Charles Wayne Rees (15 October 1927 – 21 September 2006) was a British organic chemist.

==Early life and education==
Rees was born in Egypt, and educated in England at Farnham Grammar School. After three years as a laboratory technician at the Royal Aircraft Establishment he went to University College at Southampton (later the University of Southampton) where he graduated in 1950. He took his PhD there with Professor A. Albert of the Australian National University – at Euston Road, London.

==Career==
He was then appointed Assistant Lecturer at Birkbeck College, London in 1955 (moving in at the bottom as Professor Derek Barton moved out at the top to take up the Regius Chair in Glasgow). After two years at Birkbeck, Rees moved to King's College London where he spent eight years as Lecturer/Reader.

He collaborated for several years with Professor Donald Holroyde Hey on various aspects of heterocyclic chemistry. He was appointed to his first Chair at the University of Leicester in 1965, and four years later moved to the University of Liverpool as Professor of Organic Chemistry, and in 1977 he succeeded Professor George Wallace Kenner there as Heath Harrison Professor of Organic Chemistry. In 1978, he was appointed Hofmann Professor of Organic Chemistry at Imperial College London and remained there until his retirement in 1993.

Rees' research interests ranged widely over mechanistic and synthetic organic chemistry.

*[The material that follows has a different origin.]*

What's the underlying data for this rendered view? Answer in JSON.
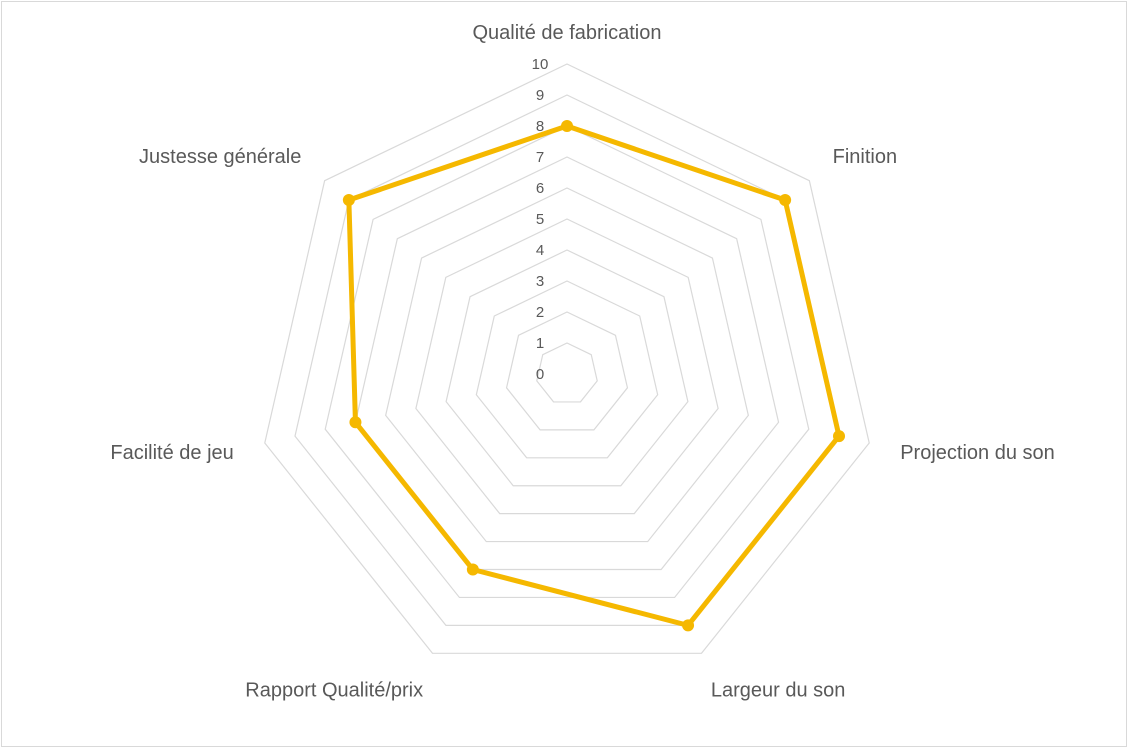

Much of his work was concerned with heterocyclic chemistry, particularly the synthesis and chemistry of new heterocyclic rings, with an emphasis on aromatic and antiaromatic rings, and the role of reactive intermediates in heterocyclic chemistry. Recently, he had been working on heterocyclic systems with unusually high proportions of nitrogen and sulphur heteroatoms. He published about 480 papers in the scientific literature.

Rees was the President of the Royal Society of Chemistry from July 1992 for two years. He has served on its Council and many Boards and Committees at various times; he was Chair of the Publication and Information Board for four years. He was President of the Perkin Division of the RSC, and President of the Chemistry Association for the Advancement of Science.

Amongst the many and diverse contributions to chemistry he made, his two papers describing the brilliantly conceived generation of benzyne and by the lead(IV) acetate oxidation of N-amino heterocycles are considered classic papers from this era.

He died on 21 September 2006 of undisclosed causes.

==Awards and honours==
He was the Royal Society of Chemistry's Tilden Lecturer in 1974, and the Pedler Lecturer in 1984, and received the (first) RSC Award in Heterocyclic Chemistry in 1980 and the International award in Heterocyclic Chemistry in 1995. He was elected a Fellow of the Royal Society (FRS) in 1974. He was awarded an Honorary D.Sc. by the University of Leicester in 1994 and a CBE in the New Years Honours list in 1995.